Ce qu'il faut faire en 2026, concrètement
Pour un loueur de meublé touristique, la feuille de route de l'année tient en quelques étapes :
- Obtenir (ou vérifier) votre numéro d'enregistrement à 13 chiffres et le faire figurer sur chaque annonce
- Vérifier les règles de votre commune : plafond de nuitées, changement d'usage, quotas, compensation
- Anticiper l'impact micro-BIC sur votre déclaration 2026 et arbitrer, si besoin, micro contre réel
- Faire réaliser un DPE et vous situer face au calendrier énergétique
- Si l'équation ne tient plus, comparer avec un retour à la location longue durée
Ce dernier point mérite un mot : pour une partie des bailleurs, l'addition (enregistrement, fiscalité, DPE, contraintes locales) rend le meublé touristique moins intéressant qu'avant.

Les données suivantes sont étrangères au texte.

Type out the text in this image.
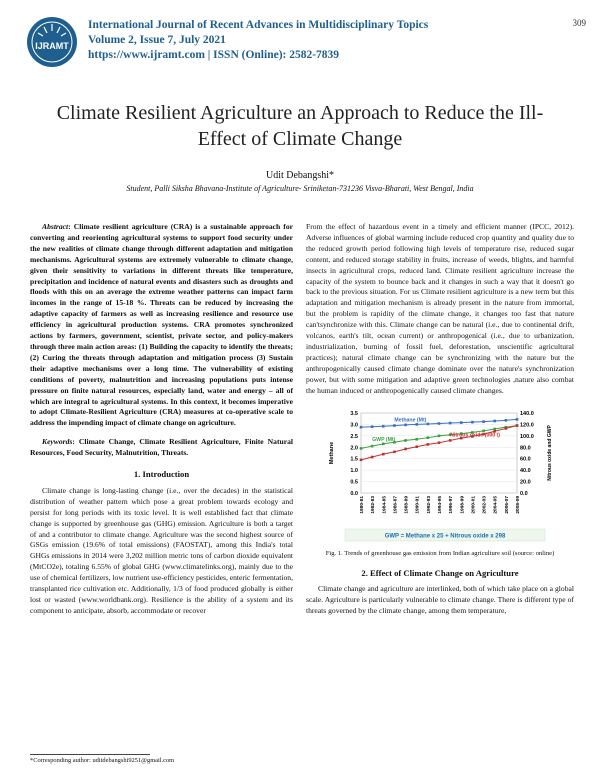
IJRAMT
International Journal of Recent Advances in Multidisciplinary Topics
Volume 2, Issue 7, July 2021
https://www.ijramt.com | ISSN (Online): 2582-7839
309
Climate Resilient Agriculture an Approach to Reduce the Ill-Effect of Climate Change
Udit Debangshi*
Student, Palli Siksha Bhavana-Institute of Agriculture- Sriniketan-731236 Visva-Bharati, West Bengal, India

Abstract: Climate resilient agriculture (CRA) is a sustainable approach for converting and reorienting agricultural systems to support food security under the new realities of climate change through different adaptation and mitigation mechanisms. Agricultural systems are extremely vulnerable to climate change, given their sensitivity to variations in different threats like temperature, precipitation and incidence of natural events and disasters such as droughts and floods with this on an average the extreme weather patterns can impact farm incomes in the range of 15-18 %. Threats can be reduced by increasing the adaptive capacity of farmers as well as increasing resilience and resource use efficiency in agricultural production systems. CRA promotes synchronized actions by farmers, government, scientist, private sector, and policy-makers through three main action areas: (1) Building the capacity to identify the threats; (2) Curing the threats through adaptation and mitigation process (3) Sustain their adaptive mechanisms over a long time. The vulnerability of existing conditions of poverty, malnutrition and increasing populations puts intense pressure on finite natural resources, especially land, water and energy – all of which are integral to agricultural systems. In this context, it becomes imperative to adopt Climate-Resilient Agriculture (CRA) measures at co-operative scale to address the impending impact of climate change on agriculture.

Keywords: Climate Change, Climate Resilient Agriculture, Finite Natural Resources, Food Security, Malnutrition, Threats.

1. Introduction

Climate change is long-lasting change (i.e., over the decades) in the statistical distribution of weather pattern which pose a great problem towards ecology and persist for long periods with its toxic level. It is well established fact that climate change is supported by greenhouse gas (GHG) emission. Agriculture is both a target of and a contributor to climate change. Agriculture was the second highest source of GSGs emission (19.6% of total emissions) (FAOSTAT), among this India's total GHGs emissions in 2014 were 3,202 million metric tons of carbon dioxide equivalent (MtCO2e), totaling 6.55% of global GHG (www.climatelinks.org), mainly due to the use of chemical fertilizers, low nutrient use-efficiency pesticides, enteric fermentation, transplanted rice cultivation etc. Additionally, 1/3 of food produced globally is either lost or wasted (www.worldbank.org). Resilience is the ability of a system and its component to anticipate, absorb, accommodate or recover

From the effect of hazardous event in a timely and efficient manner (IPCC, 2012). Adverse influences of global warming include reduced crop quantity and quality due to the reduced growth period following high levels of temperature rise, reduced sugar content, and reduced storage stability in fruits, increase of weeds, blights, and harmful insects in agricultural crops, reduced land. Climate resilient agriculture increase the capacity of the system to bounce back and it changes in such a way that it doesn't go back to the previous situation. For us Climate resilient agriculture is a new term but this adaptation and mitigation mechanism is already present in the nature from immortal, but the problem is rapidity of the climate change, it changes too fast that nature can'tsynchronize with this. Climate change can be natural (i.e., due to continental drift, volcanos, earth's tilt, ocean current) or anthropogenical (i.e., due to urbanization, industrialization, burning of fossil fuel, deforestation, unscientific agricultural practices); natural climate change can be synchronizing with the nature but the anthropogenically caused climate change dominate over the nature's synchronization power, but with some mitigation and adaptive green technologies ,nature also combat the human induced or anthropogenically caused climate changes.

0.0
0.5
1.0
1.5
2.0
2.5
3.0
3.5
0.0
20.0
40.0
60.0
80.0
100.0
120.0
140.0
1980-81 1982-83 1984-85 1986-87 1988-89 1990-91 1992-93 1994-95 1996-97 1998-99 2000-01 2002-03 2004-05 2006-07 2008-09
Methane	Nitrous oxide and GWP
Methane (Mt)
GWP (Mt)
Nitrous oxide (000 t)
GWP = Methane x 25 + Nitrous oxide x 298
Fig. 1. Trends of greenhouse gas emission from Indian agriculture soil (source: online)
2. Effect of Climate Change on Agriculture

Climate change and agriculture are interlinked, both of which take place on a global scale. Agriculture is particularly vulnerable to climate change. There is different type of threats governed by the climate change, among them temperature,

*Corresponding author: uditdebangshi9251@gmail.com
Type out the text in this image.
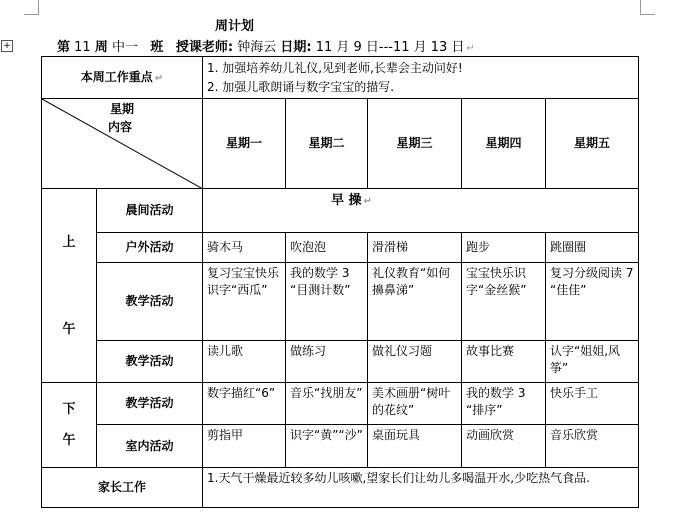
周计划
+	第 11 周 中一 班 授课老师: 钟海云 日期: 11 月 9 日---11 月 13 日 ↵
本周工作重点 ↵		1. 加强培养幼儿礼仪,见到老师,长辈会主动问好!
2. 加强儿歌朗诵与数字宝宝的描写.				

星期
内容		星期一	星期二	星期三	星期四	星期五

上
午	晨间活动	早 操 ↵				
	户外活动	骑木马	吹泡泡	滑滑梯	跑步	跳圈圈
	教学活动	复习宝宝快乐识字“西瓜”	我的数学 3 “目测计数”	礼仪教育“如何擤鼻涕”	宝宝快乐识字“金丝猴”	复习分级阅读 7 “佳佳”
	教学活动	读儿歌	做练习	做礼仪习题	故事比赛	认字“姐姐,风筝”

下
午	教学活动	数字描红“6”	音乐“找朋友”	美术画册“树叶的花纹”	我的数学 3 “排序”	快乐手工
	室内活动	剪指甲	识字“黄”“沙”	桌面玩具	动画欣赏	音乐欣赏
家长工作		1.天气干燥最近较多幼儿咳嗽,望家长们让幼儿多喝温开水,少吃热气食品.				
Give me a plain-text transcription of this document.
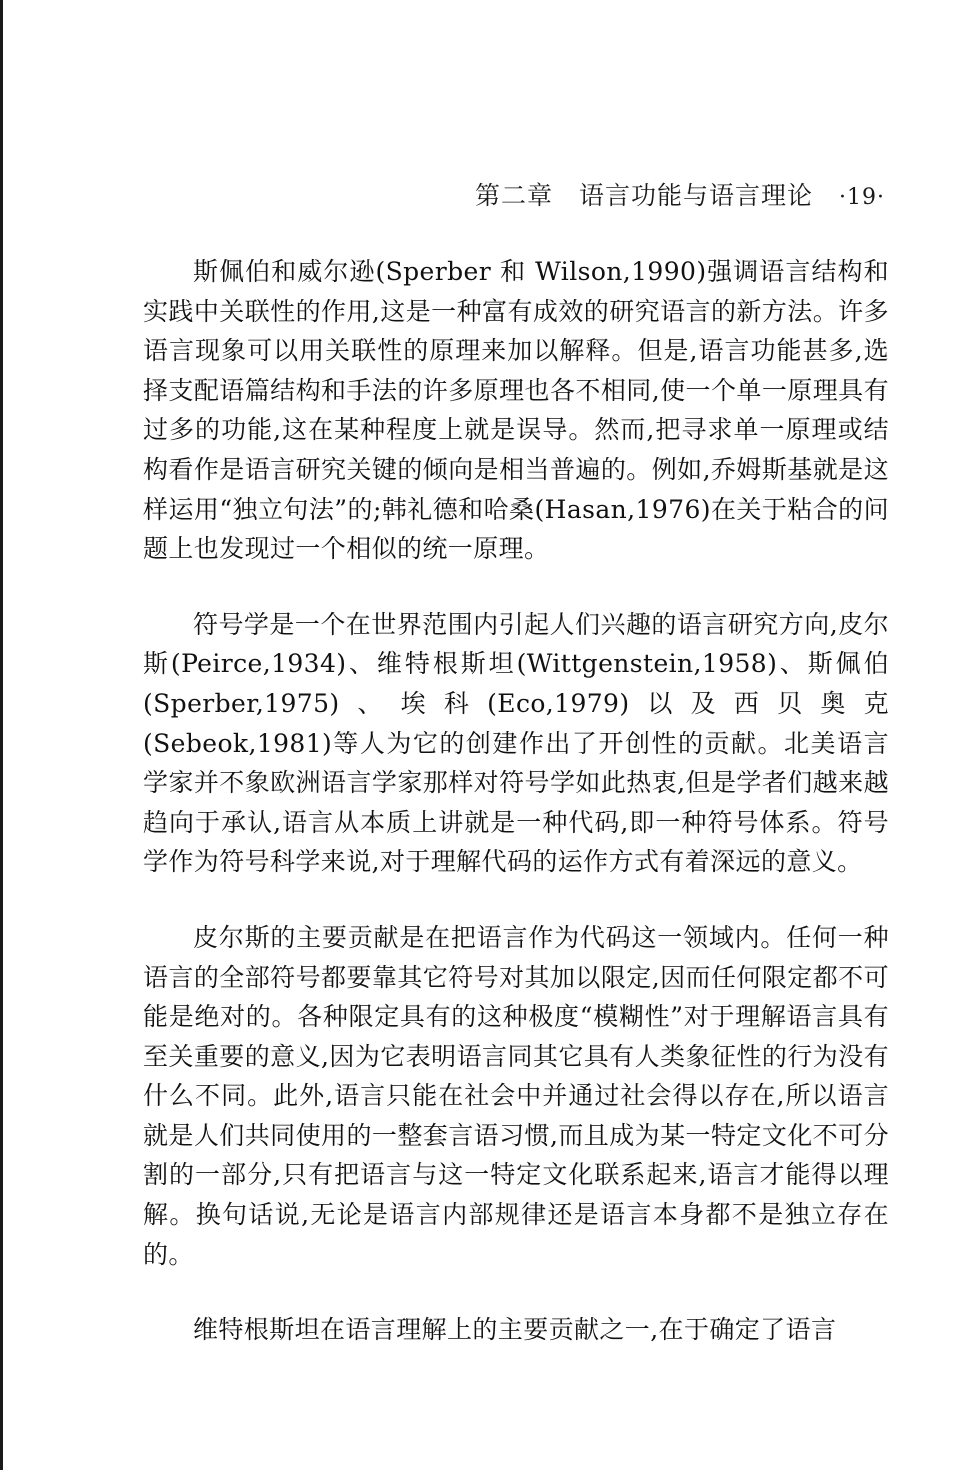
第二章 语言功能与语言理论 ·19·

斯佩伯和威尔逊(Sperber 和 Wilson,1990)强调语言结构和实践中关联性的作用,这是一种富有成效的研究语言的新方法。许多语言现象可以用关联性的原理来加以解释。但是,语言功能甚多,选择支配语篇结构和手法的许多原理也各不相同,使一个单一原理具有过多的功能,这在某种程度上就是误导。然而,把寻求单一原理或结构看作是语言研究关键的倾向是相当普遍的。例如,乔姆斯基就是这样运用“独立句法”的;韩礼德和哈桑(Hasan,1976)在关于粘合的问题上也发现过一个相似的统一原理。

符号学是一个在世界范围内引起人们兴趣的语言研究方向,皮尔斯(Peirce,1934)、维特根斯坦(Wittgenstein,1958)、斯佩伯(Sperber,1975)、埃科(Eco,1979)以及西贝奥克(Sebeok,1981)等人为它的创建作出了开创性的贡献。北美语言学家并不象欧洲语言学家那样对符号学如此热衷,但是学者们越来越趋向于承认,语言从本质上讲就是一种代码,即一种符号体系。符号学作为符号科学来说,对于理解代码的运作方式有着深远的意义。

皮尔斯的主要贡献是在把语言作为代码这一领域内。任何一种语言的全部符号都要靠其它符号对其加以限定,因而任何限定都不可能是绝对的。各种限定具有的这种极度“模糊性”对于理解语言具有至关重要的意义,因为它表明语言同其它具有人类象征性的行为没有什么不同。此外,语言只能在社会中并通过社会得以存在,所以语言就是人们共同使用的一整套言语习惯,而且成为某一特定文化不可分割的一部分,只有把语言与这一特定文化联系起来,语言才能得以理解。换句话说,无论是语言内部规律还是语言本身都不是独立存在的。

维特根斯坦在语言理解上的主要贡献之一,在于确定了语言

Repasser en location classique redevient une option à étudier sérieusement.
Et si vous repassez en location longue durée ?
Soyons clairs : Locara ne gère pas la location courte durée. Nous ne publions pas d'annonces Airbnb ou Booking, nous ne suivons pas des nuitées ni des numéros d'enregistrement — ce n'est pas notre métier.
En revanche, si vous décidez de rebasculer un meublé touristique vers de la location classique à l'année, Locara prend le relais sur toute la gestion : rédaction et suivi du bail, installation du locataire, encaissement et pointage des loyers, quittances automatiques, révision du loyer (IRL), et suivi de la rentabilité bien par bien.
Vous retrouvez alors un tableau de bord unique, avec le DPE et la valeur du bien, les charges et frais, et la rentabilité nette — de quoi comparer sereinement ce que rapporte, désormais, une location longue durée face à un meublé touristique de plus en plus encadré.
Questions fréquentes
Mon annonce peut-elle vraiment être retirée si je n'ai pas de numéro d'enregistrement ?
Oui. Depuis le 20 mai 2026, toute annonce de meublé de tourisme sans numéro d'enregistrement valide à 13 chiffres est retirée par les plateformes (Airbnb, Booking, Abritel…), qui ont l'obligation de supprimer les annonces non conformes. Obtenir ce numéro via la téléprocédure nationale est donc la première démarche à faire.
De combien la fiscalité micro-BIC baisse-t-elle pour les meublés de tourisme ?
Pour les revenus 2025 déclarés en 2026, l'abattement micro-BIC passe à 30 % pour un meublé non classé (plafond de l'ordre de 15 000 €) et à 50 % pour un meublé classé (plafond d'environ 77 700 €), contre 50 % et 71 % auparavant. La part imposée de vos loyers augmente donc à recettes égales.
Un DPE est-il obligatoire pour louer en meublé de tourisme ?
La loi Le Meur introduit un calendrier DPE pour la location touristique. Les meublés en zone tendue soumis à changement d'usage doivent respecter un niveau minimal progressif, et à partir du 1er janvier 2034 l'ensemble des meublés de tourisme devront afficher un DPE entre A et D (sauf résidence principale du propriétaire). Vérifiez le calendrier applicable à votre bien.
Ma commune peut-elle m'imposer des règles plus strictes que la loi ?
Oui. La loi Le Meur renforce les pouvoirs des maires : ils peuvent abaisser le plafond de nuitées d'une résidence principale de 120 à 90 jours par an, imposer une autorisation de changement d'usage avec compensation, ou fixer des quotas. Renseignez-vous auprès du service urbanisme de votre mairie avant de louer.
Est-il plus simple de repasser en location longue durée ?
Cela dépend de votre projet, mais l'accumulation des contraintes (enregistrement, micro-BIC durci, DPE, règles locales) pousse une partie des bailleurs à comparer avec la location classique à l'année. Si vous faites ce choix, Locara gère le bail, les loyers, les quittances, la révision et la rentabilité — mais pas la location courte durée.